Il y en a beaucoup plus qu’on ne le pense. Mais c’est aux galeries de créer des collectionneurs. L’accueil dans les galeries parisiennes laisse un peu à désirer en comparaison de nos confrères européens. Quand vous voyez avec quelle timidité les visiteurs entrent dans une galerie, il paraît nécessaire que le galeriste, en France, développe cet aspect. Il faut les rassurer, leur parler sans les agresser, les informer en les laissant partir tranquillement avec un maximum de documents et les inviter à revenir plus tard. Souvent les meilleures collections sont parties d’un sujet anecdotique qui a enclenché les plus grandes et les meilleures passions.

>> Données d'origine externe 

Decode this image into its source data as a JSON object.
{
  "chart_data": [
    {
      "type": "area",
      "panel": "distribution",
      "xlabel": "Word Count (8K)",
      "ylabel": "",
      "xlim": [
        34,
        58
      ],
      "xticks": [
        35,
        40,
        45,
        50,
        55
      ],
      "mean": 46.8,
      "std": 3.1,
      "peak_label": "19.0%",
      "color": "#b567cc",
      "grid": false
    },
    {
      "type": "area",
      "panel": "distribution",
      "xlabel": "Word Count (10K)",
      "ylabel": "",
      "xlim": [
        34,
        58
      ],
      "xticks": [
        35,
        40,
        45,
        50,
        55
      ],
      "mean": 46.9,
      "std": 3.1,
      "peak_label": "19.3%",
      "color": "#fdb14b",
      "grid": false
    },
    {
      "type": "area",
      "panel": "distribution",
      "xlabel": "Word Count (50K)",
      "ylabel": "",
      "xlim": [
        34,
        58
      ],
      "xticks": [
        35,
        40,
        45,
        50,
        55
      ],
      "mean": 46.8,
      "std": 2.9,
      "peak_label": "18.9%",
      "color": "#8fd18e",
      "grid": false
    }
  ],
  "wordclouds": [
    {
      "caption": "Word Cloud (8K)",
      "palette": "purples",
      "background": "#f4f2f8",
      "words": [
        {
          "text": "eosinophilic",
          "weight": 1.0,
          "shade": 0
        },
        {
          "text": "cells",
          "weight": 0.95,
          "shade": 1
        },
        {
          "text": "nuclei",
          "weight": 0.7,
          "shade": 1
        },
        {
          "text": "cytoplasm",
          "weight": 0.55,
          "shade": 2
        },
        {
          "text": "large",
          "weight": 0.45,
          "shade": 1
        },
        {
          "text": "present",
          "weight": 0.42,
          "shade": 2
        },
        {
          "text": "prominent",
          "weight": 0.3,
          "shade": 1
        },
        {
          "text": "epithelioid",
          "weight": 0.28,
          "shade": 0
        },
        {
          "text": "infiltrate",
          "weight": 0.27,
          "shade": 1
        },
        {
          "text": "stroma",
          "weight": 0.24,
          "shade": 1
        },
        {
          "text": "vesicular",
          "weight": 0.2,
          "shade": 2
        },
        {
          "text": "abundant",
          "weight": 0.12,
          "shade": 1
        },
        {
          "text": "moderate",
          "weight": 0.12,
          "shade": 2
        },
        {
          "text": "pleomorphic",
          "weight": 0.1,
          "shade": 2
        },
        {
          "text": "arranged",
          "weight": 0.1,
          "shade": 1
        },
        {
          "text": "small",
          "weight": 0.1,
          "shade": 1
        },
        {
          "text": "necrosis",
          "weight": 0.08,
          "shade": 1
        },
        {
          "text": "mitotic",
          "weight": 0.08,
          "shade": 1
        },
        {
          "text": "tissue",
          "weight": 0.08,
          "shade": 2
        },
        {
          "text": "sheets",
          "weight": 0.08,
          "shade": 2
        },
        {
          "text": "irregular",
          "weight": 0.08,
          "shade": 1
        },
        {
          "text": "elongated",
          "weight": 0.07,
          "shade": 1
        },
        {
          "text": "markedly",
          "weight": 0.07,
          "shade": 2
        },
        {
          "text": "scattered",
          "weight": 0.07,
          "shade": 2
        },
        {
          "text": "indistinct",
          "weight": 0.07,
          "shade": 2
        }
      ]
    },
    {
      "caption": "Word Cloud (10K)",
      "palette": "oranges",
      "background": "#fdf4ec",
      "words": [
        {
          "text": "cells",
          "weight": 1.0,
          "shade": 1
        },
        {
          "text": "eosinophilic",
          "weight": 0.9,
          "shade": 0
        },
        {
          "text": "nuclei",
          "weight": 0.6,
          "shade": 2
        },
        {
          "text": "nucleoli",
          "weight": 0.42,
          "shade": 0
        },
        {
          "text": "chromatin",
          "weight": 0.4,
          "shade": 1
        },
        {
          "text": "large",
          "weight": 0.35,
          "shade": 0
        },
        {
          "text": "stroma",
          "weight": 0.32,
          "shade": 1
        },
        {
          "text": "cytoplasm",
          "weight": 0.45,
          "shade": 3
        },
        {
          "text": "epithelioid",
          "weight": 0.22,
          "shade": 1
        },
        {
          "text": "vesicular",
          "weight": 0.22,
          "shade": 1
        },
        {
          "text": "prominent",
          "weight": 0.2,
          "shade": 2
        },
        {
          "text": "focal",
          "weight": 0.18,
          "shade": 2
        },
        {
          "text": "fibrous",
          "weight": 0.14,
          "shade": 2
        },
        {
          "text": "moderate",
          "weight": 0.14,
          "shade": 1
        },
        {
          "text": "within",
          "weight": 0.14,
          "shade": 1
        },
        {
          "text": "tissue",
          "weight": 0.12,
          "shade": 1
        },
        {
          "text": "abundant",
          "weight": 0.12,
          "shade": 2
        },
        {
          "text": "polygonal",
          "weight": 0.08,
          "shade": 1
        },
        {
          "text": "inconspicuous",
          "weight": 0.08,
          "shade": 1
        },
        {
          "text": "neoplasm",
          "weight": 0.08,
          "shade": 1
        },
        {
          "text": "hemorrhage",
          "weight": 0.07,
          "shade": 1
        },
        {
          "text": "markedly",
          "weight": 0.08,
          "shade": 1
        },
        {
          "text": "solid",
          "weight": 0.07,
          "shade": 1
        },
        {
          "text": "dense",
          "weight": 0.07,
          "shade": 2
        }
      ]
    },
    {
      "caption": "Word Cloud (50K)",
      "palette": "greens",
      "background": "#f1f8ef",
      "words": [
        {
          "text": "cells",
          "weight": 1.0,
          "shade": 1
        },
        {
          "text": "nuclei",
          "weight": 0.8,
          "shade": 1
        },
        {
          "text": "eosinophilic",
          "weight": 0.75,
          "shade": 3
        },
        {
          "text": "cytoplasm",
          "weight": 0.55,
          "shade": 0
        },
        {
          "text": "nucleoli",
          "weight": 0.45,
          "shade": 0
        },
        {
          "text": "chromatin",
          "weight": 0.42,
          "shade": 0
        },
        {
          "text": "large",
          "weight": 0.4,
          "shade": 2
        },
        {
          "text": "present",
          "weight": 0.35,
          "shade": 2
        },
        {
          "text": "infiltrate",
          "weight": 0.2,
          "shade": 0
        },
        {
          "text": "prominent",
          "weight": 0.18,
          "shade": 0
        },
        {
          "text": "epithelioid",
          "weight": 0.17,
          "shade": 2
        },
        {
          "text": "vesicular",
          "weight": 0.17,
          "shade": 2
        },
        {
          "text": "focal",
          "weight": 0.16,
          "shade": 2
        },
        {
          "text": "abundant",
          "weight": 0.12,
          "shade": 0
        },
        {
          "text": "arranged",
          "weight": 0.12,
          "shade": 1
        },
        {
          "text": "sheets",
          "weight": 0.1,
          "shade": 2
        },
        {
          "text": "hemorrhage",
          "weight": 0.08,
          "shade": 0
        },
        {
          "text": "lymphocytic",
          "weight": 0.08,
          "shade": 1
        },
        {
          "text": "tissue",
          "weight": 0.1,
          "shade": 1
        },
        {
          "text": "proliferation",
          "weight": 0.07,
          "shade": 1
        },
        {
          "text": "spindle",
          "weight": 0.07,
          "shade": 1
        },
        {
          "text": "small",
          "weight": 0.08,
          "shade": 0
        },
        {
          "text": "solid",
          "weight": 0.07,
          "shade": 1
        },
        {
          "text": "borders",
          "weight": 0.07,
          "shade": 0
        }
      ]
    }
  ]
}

En France, nous n’encourageons pas assez le jeune collectionneur à acheter des petites pièces, ou à crédit, pour commencer sa collection. Et puis maintenant beaucoup de gens jugent le travail d’un artiste par internet. Ils ont un mauvais premier regard.
C’est dommage, car en photo comme en peinture, ou même pour une installation, l’écran d’ordinateur ne peut donner l’équivalent de la pièce grandeur nature. La qualité d’un tirage ou celle d’un tableau varie énormément selon qu’on la voit sur internet ou en réalité.

Qui sont ces clients virtuels ?
Il y a le simple curieux désireux de rester anonyme et que nous renseignons automatiquement parce que l’on ne peut réclamer aux gens leur carte d’identité. Il y a aussi, fort probablement, des artistes qui nous demandent des renseignements en se faisant passer pour des acheteurs. Sinon ce sont principalement des collectionneurs qui, au départ, ont peur de venir en galerie par crainte de déranger en faisant sortir les pièces, et qui préfèrent choisir dans leur coin avant de venir nous voir.
J’encourage ces clients potentiels à se déplacer pour être en contact physique avec un tableau ou une photographie. S’ils le souhaitent, je leur envoie par la suite des tirages de lecture, des CD ou des catalogues.
Nous avons aussi des acheteurs à l’étranger que l’on ne connaît pas physiquement mais qui achètent directement sur internet en demandant au préalable des photos ou des CD des œuvres qui les intéressent.

L’art devient une marchandise qui s’achète à distance à partir de reproductions électroniques ?
J’ai la chance d’avoir des artistes qui travaillent avec des laboratoires et du matériel de qualité, mais il est vrai que sur internet, il est difficile de juger de la qualité d’un tirage ou d’une peinture.
Maintenant que les gens se tournent davantage vers le DVD, la vidéo, la photographie…, la qualité du support, même si elle reste très importante, est encore sous estimée par l’acheteur.
De l’autre côté, beaucoup trop d’artistes ont encore recours à des laboratoires non professionnels parce qu’ils négligent la qualité du matériau.